IN VITRO AND IN VIVO ANTIBACTERIAL ACTIVITY OF BRL 28500 (CLAVULANIC ACID-TICARCILLIN)

• Published in: CHEMOTHERAPY Vol. 34; no. Supplement4; pp. 51 - 68
• Main Authors: OTSUKI, MASAKO, FUJIMOTO, CHIYOKO, NISHINO, TAKESHI, MORISHITA, MUTSUKO, TANINO, TERUO, KASAI, TAKAO
• Format: Journal Article
• Language: English; Japanese
• Published: Japanese Society of Chemotherapy 1986; 公益社団法人 日本化学療法学会
• ISSN: 0009-3165; 1884-5894
• DOI: 10.11250/chemotherapy1953.34.Supplement4_51

Studies on the antibacterial activity of BRL 28500, a formulation of clavulanic acid (CVA) and ticarcillin (TIPC), have been performed and showed the following: 1) BRL 28500 had a similar antibacterial spectrum to TIPC against both Gram-positive and gramnegative bacteria although the antibacterial activity of BRL 28500 against clinical isolates was superior to TIPC and PIPC against strains of S. aureus, E. coli and K. pneumoniae, superior to TIPC against P. vulgaris and nearly equal to TIPC against H. influenzae and P. rettgeri. 2) A synergic action of CVA on the antibacterial activity of TIPC was observed by the checkerboard dilution method over a wide range of drug concentrations against both TIPC-sensitive and TIPC-resistant bacteria. 3) Against certain strains, the antibacterial activity of BRL 28500, like TIPC, decreased as the inoculum size was increased.

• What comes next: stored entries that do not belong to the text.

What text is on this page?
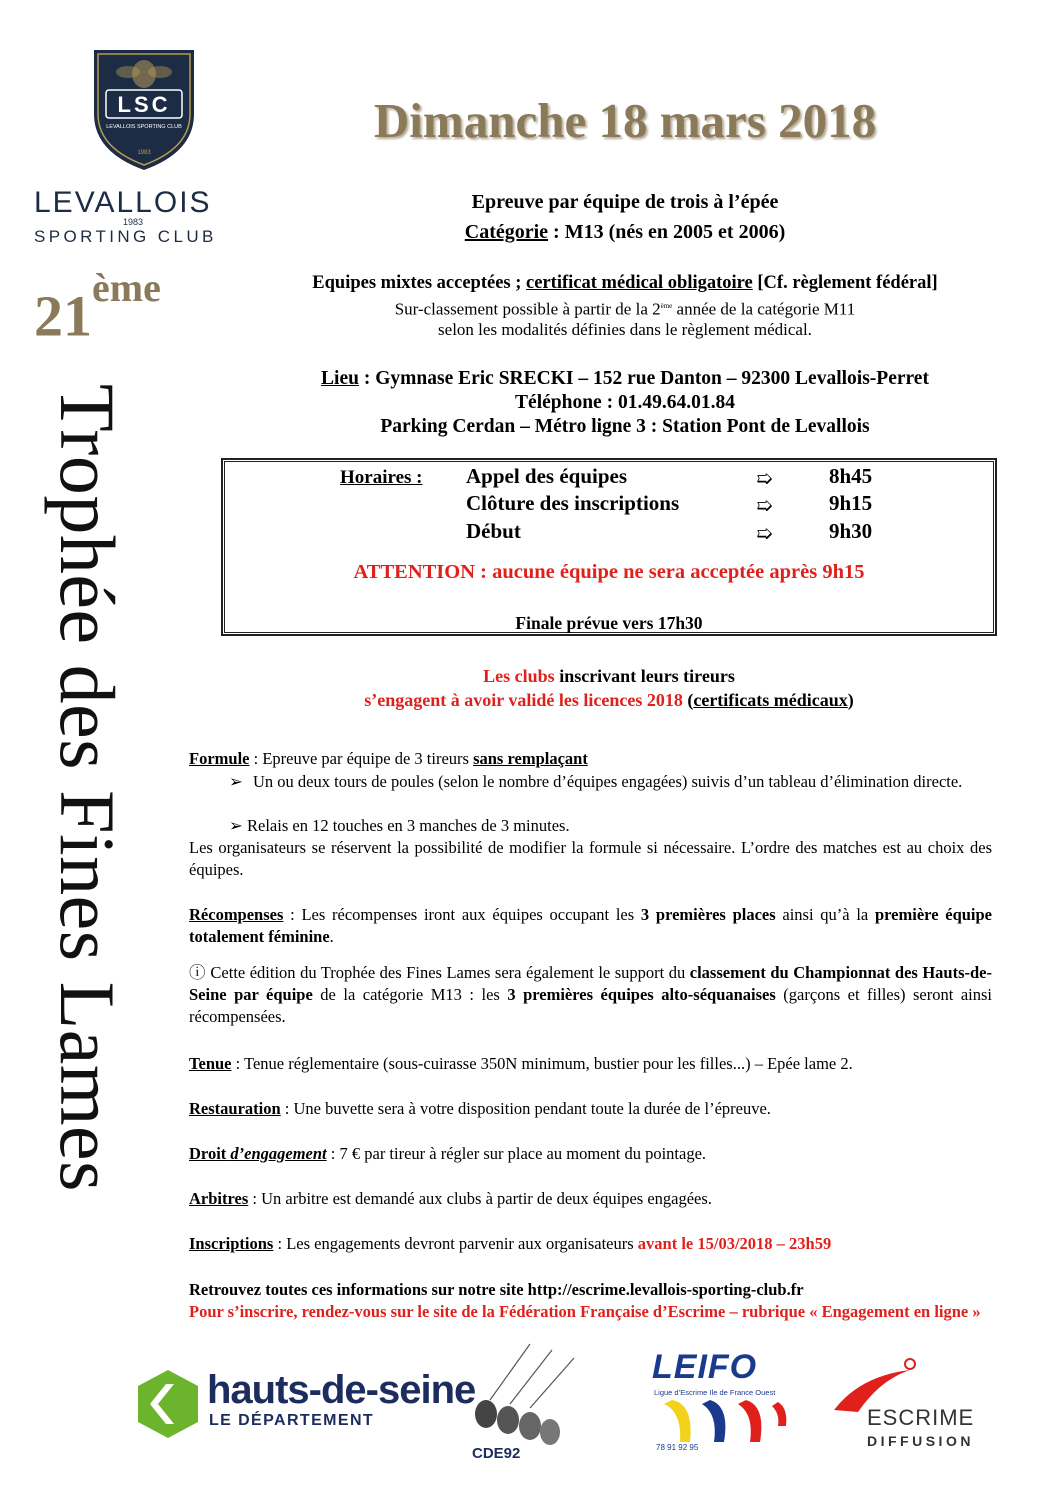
LSC
LEVALLOIS SPORTING CLUB
1983
LEVALLOIS
1983
SPORTING CLUB
Dimanche 18 mars 2018
21ème
Trophée des Fines Lames
Epreuve par équipe de trois à l’épée
Catégorie : M13 (nés en 2005 et 2006)
Equipes mixtes acceptées ; certificat médical obligatoire [Cf. règlement fédéral]
Sur-classement possible à partir de la 2ème année de la catégorie M11
selon les modalités définies dans le règlement médical.
Lieu : Gymnase Eric SRECKI – 152 rue Danton – 92300 Levallois-Perret
Téléphone : 01.49.64.01.84
Parking Cerdan – Métro ligne 3 : Station Pont de Levallois
Horaires : Appel des équipes	➯	8h45
Clôture des inscriptions	➯	9h15
Début	➯	9h30
ATTENTION : aucune équipe ne sera acceptée après 9h15
Finale prévue vers 17h30
Les clubs inscrivant leurs tireurs
s’engagent à avoir validé les licences 2018 (certificats médicaux)
Formule : Epreuve par équipe de 3 tireurs sans remplaçant
➢ Un ou deux tours de poules (selon le nombre d’équipes engagées) suivis d’un tableau d’élimination directe.
➢ Relais en 12 touches en 3 manches de 3 minutes.
Les organisateurs se réservent la possibilité de modifier la formule si nécessaire. L’ordre des matches est au choix des équipes.
Récompenses : Les récompenses iront aux équipes occupant les 3 premières places ainsi qu’à la première équipe totalement féminine.
ⓘ Cette édition du Trophée des Fines Lames sera également le support du classement du Championnat des Hauts-de-Seine par équipe de la catégorie M13 : les 3 premières équipes alto-séquanaises (garçons et filles) seront ainsi récompensées.
Tenue : Tenue réglementaire (sous-cuirasse 350N minimum, bustier pour les filles...) – Epée lame 2.
Restauration : Une buvette sera à votre disposition pendant toute la durée de l’épreuve.
Droit d’engagement : 7 € par tireur à régler sur place au moment du pointage.
Arbitres : Un arbitre est demandé aux clubs à partir de deux équipes engagées.
Inscriptions : Les engagements devront parvenir aux organisateurs avant le 15/03/2018 – 23h59
Retrouvez toutes ces informations sur notre site http://escrime.levallois-sporting-club.fr
Pour s’inscrire, rendez-vous sur le site de la Fédération Française d’Escrime – rubrique « Engagement en ligne »
hauts-de-seine
LE DÉPARTEMENT
CDE92
LEIFO
Ligue d’Escrime Ile de France Ouest
78 91 92 95
ESCRIME
DIFFUSION
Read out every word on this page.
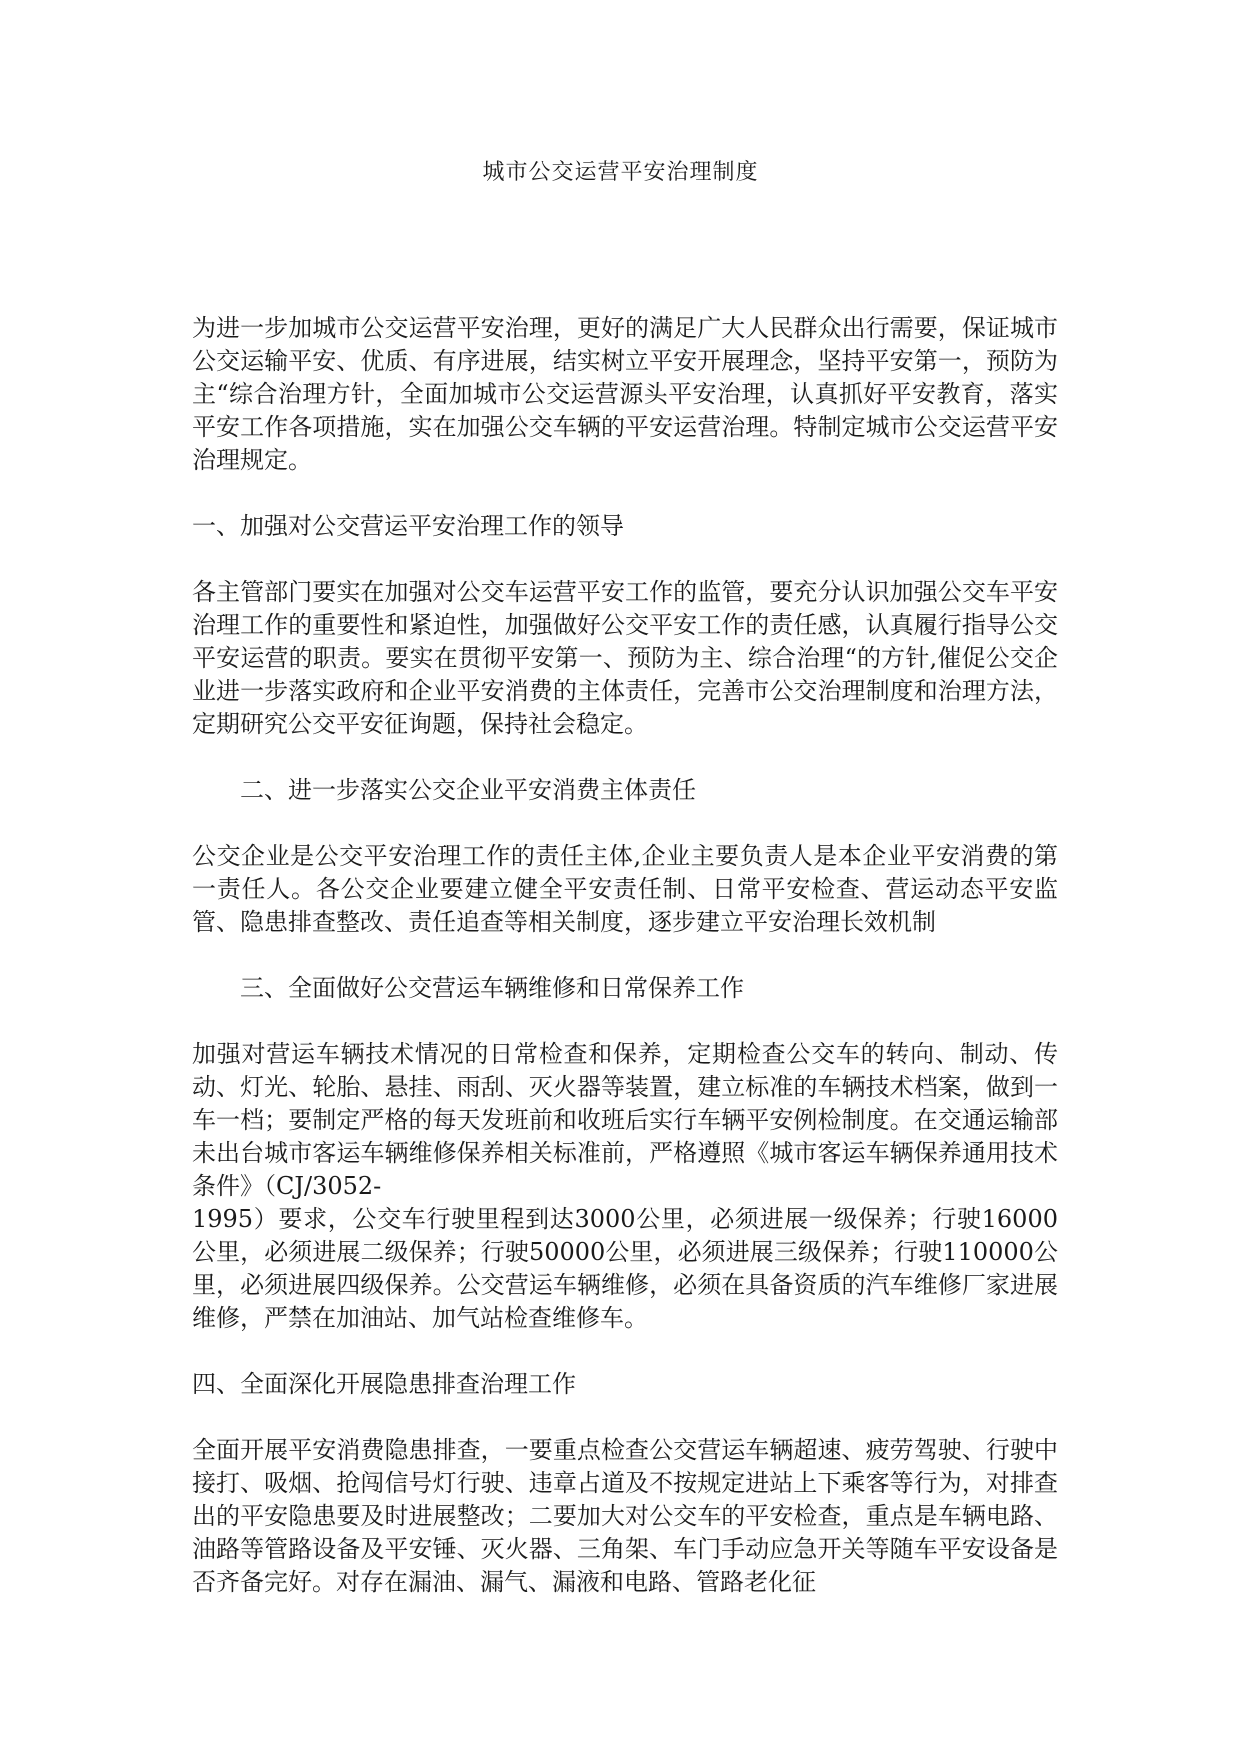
城市公交运营平安治理制度

为进一步加城市公交运营平安治理，更好的满足广大人民群众出行需要，保证城市公交运输平安、优质、有序进展，结实树立平安开展理念，坚持平安第一，预防为主“综合治理方针，全面加城市公交运营源头平安治理，认真抓好平安教育，落实平安工作各项措施，实在加强公交车辆的平安运营治理。特制定城市公交运营平安治理规定。

一、加强对公交营运平安治理工作的领导

各主管部门要实在加强对公交车运营平安工作的监管，要充分认识加强公交车平安治理工作的重要性和紧迫性，加强做好公交平安工作的责任感，认真履行指导公交平安运营的职责。要实在贯彻平安第一、预防为主、综合治理“的方针,催促公交企业进一步落实政府和企业平安消费的主体责任，完善市公交治理制度和治理方法，定期研究公交平安征询题，保持社会稳定。

二、进一步落实公交企业平安消费主体责任

公交企业是公交平安治理工作的责任主体,企业主要负责人是本企业平安消费的第一责任人。各公交企业要建立健全平安责任制、日常平安检查、营运动态平安监管、隐患排查整改、责任追查等相关制度，逐步建立平安治理长效机制

三、全面做好公交营运车辆维修和日常保养工作

加强对营运车辆技术情况的日常检查和保养，定期检查公交车的转向、制动、传动、灯光、轮胎、悬挂、雨刮、灭火器等装置，建立标准的车辆技术档案，做到一车一档；要制定严格的每天发班前和收班后实行车辆平安例检制度。在交通运输部未出台城市客运车辆维修保养相关标准前，严格遵照《城市客运车辆保养通用技术条件》（CJ/3052-

1995）要求，公交车行驶里程到达3000公里，必须进展一级保养；行驶16000公里，必须进展二级保养；行驶50000公里，必须进展三级保养；行驶110000公里，必须进展四级保养。公交营运车辆维修，必须在具备资质的汽车维修厂家进展维修，严禁在加油站、加气站检查维修车。

四、全面深化开展隐患排查治理工作

全面开展平安消费隐患排查，一要重点检查公交营运车辆超速、疲劳驾驶、行驶中接打、吸烟、抢闯信号灯行驶、违章占道及不按规定进站上下乘客等行为，对排查出的平安隐患要及时进展整改；二要加大对公交车的平安检查，重点是车辆电路、油路等管路设备及平安锤、灭火器、三角架、车门手动应急开关等随车平安设备是否齐备完好。对存在漏油、漏气、漏液和电路、管路老化征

Also as for TIPC, the antibacterial activity of BRL 28500 against certain strains decreased at alkaline pH, although to a lesser extent. The antibacterial activity of BRL 28500 was unaffected by the type of medium and horse serum used. 4) In a culture solution of TIPC-resistant bacteria, TIPC alone was rapidly decomposed whereas TIPC in BRL 28500 was quite stable under such conditions. This β-lactamase inhibitory activity of CVA was similarly recognized in the test with the extracted β-lactamase. 5) The blood concentration profiles of TIPC and CVA following administration of BRL 28500 to rats were quite similar. 6) When BRL 28500 acted against TIPC-resistant strains of E. coli and K. pneumoniae at a drug concentration around the MIC, spheroplasts in the elongated filament forms of the bacteria were seen here and there. 7) In treatment of experimental intraperitoneal infections in mice due to TIPC-resistant strains of S. aureus, E. coli, K. pneumoniae, P. vulgaris, P. mirabilis and H. influenzae. BRL 28500 exerted a beneficial therapeutic effect and at the site of such infections it was confirmed that in BRL 28500 substantial hydrolysis of the TIPC component did not occur.